While Bill Clinton’s troubles were not the only reason Al Gore lost in 2000, they were certainly one of the more avoidable reasons.
The new Congressional majorities are a post-Clinton win for Democrats. They give Democrats a new platform to prove they can govern. They will also, hopefully, allow for new leaders to emerge. When we voted for Bill Clinton in 1992, were we really signing up for Hillary Clinton in 2008?
The Clintons’ got 8 years in the White House and a Senate seat representing the Great State of New York. They’ve done well. What the rank-and-file got is years of living with the consequences of Bill and Hillary.
Finally it can be said we have a post-Clinton Democratic Party. Let’s find some new people and move ahead.
The Republican Party remains unable to keep a long-term hold on federal power. The 2006 election offered Republicans the chance to hold the White House and both chambers of Congress for six consecutive years. This would have been the longest stretch of Republican domination in Washington since the 1920’s. Instead, Democrats picked-up the House yesterday and may have won the Senate as well.
Since the Crash of 1929, Democrats have held the Presidency and both chambers of Congress for a total of 32 years. In that same time, Republicans have held such power for just over six years.
In the current period of so-called “divided government,” beginning in 1968 and the election of Richard Nixon with a Democratic Congress, it has been difficult for either party to get a firm grasp on power.
Democrats held the upper-hand for all of the Carter Administration and for the first two years of Bill Clinton’s first term. Republicans have been in control for the last four years. They also held power for a few months in 2001 before Jim Jeffords of Vermont left the Republican Party and turned over Senate control to Democrats.

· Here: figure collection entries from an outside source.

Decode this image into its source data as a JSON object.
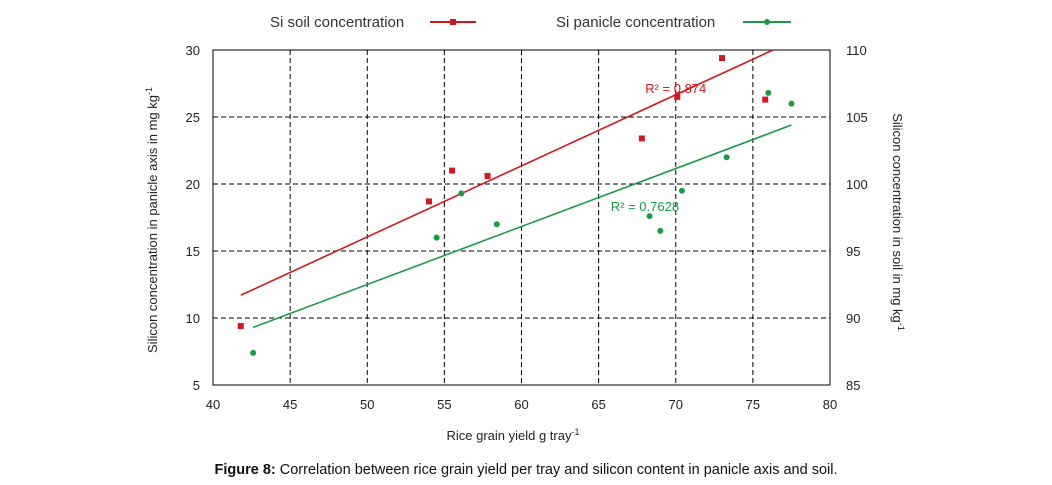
{
  "chart_data": {
    "type": "scatter",
    "x_axis": {
      "label": "Rice grain yield g tray",
      "label_sup": "-1",
      "lim": [
        40,
        80
      ],
      "ticks": [
        "40",
        "45",
        "50",
        "55",
        "60",
        "65",
        "70",
        "75",
        "80"
      ]
    },
    "y_left": {
      "label": "Silicon concentration in panicle axis in mg kg",
      "label_sup": "-1",
      "lim": [
        5,
        30
      ],
      "ticks": [
        "5",
        "10",
        "15",
        "20",
        "25",
        "30"
      ]
    },
    "y_right": {
      "label": "Silicon concentration in soil in mg kg",
      "label_sup": "-1",
      "lim": [
        85,
        110
      ],
      "ticks": [
        "85",
        "90",
        "95",
        "100",
        "105",
        "110"
      ]
    },
    "grid": true,
    "legend_position": "top",
    "series": [
      {
        "name": "Si soil concentration",
        "axis": "right",
        "color": "#d0191e",
        "marker": "square",
        "x": [
          41.8,
          54.0,
          55.5,
          57.8,
          67.8,
          70.1,
          73.0,
          75.8
        ],
        "y": [
          89.4,
          98.7,
          101.0,
          100.6,
          103.4,
          106.5,
          109.4,
          106.3
        ],
        "trendline": {
          "x": [
            41.8,
            76.3
          ],
          "y": [
            91.7,
            110.0
          ]
        },
        "r2_label": "R² = 0.874"
      },
      {
        "name": "Si panicle concentration",
        "axis": "left",
        "color": "#1a9a47",
        "marker": "circle",
        "x": [
          42.6,
          54.5,
          56.1,
          58.4,
          68.3,
          69.0,
          70.4,
          73.3,
          76.0,
          77.5
        ],
        "y": [
          7.4,
          16.0,
          19.3,
          17.0,
          17.6,
          16.5,
          19.5,
          22.0,
          26.8,
          26.0
        ],
        "trendline": {
          "x": [
            42.6,
            77.5
          ],
          "y": [
            9.3,
            24.4
          ]
        },
        "r2_label": "R² = 0.7628"
      }
    ]
  },
  "caption": {
    "label": "Figure 8:",
    "text": " Correlation between rice grain yield per tray and silicon content in panicle axis and soil."
  }
}
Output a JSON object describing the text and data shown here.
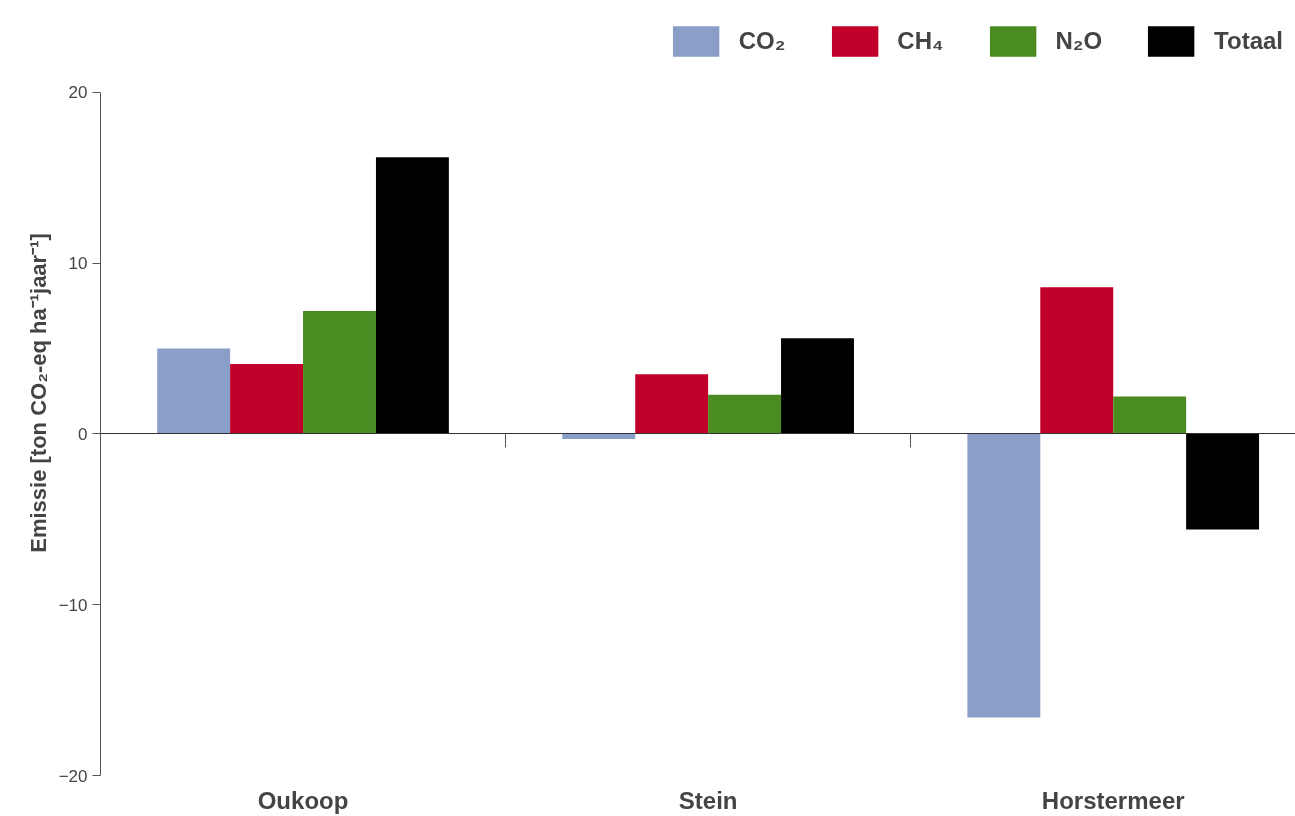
{
  "chart_data": {
    "type": "bar",
    "ylabel": "Emissie [ton CO₂-eq ha⁻¹jaar⁻¹]",
    "categories": [
      "Oukoop",
      "Stein",
      "Horstermeer"
    ],
    "series": [
      {
        "name": "CO₂",
        "color": "#8b9ec8",
        "values": [
          5.0,
          -0.3,
          -16.6
        ]
      },
      {
        "name": "CH₄",
        "color": "#c0002a",
        "values": [
          4.1,
          3.5,
          8.6
        ]
      },
      {
        "name": "N₂O",
        "color": "#4a8c22",
        "values": [
          7.2,
          2.3,
          2.2
        ]
      },
      {
        "name": "Totaal",
        "color": "#000000",
        "values": [
          16.2,
          5.6,
          -5.6
        ]
      }
    ],
    "ylim": [
      -20,
      20
    ],
    "yticks": [
      -20,
      -10,
      0,
      10,
      20
    ],
    "legend": "top"
  }
}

The two parties remain locked in what can fairly be called a stalemate. Nearly 40 years of Republican gains since Nixon’s election have still not produced a majority party. On the other hand, Democrats must prove they can hold on to and expand what was won yesterday and find a way back to the White House in 2008.
On the verge of what would have been the longest uninterrupted hold on power in Washington since the Kennedy-Johnson years, the Republicans blew it. An argument can be made that Republicans have not yet fully recovered from the events of 1929.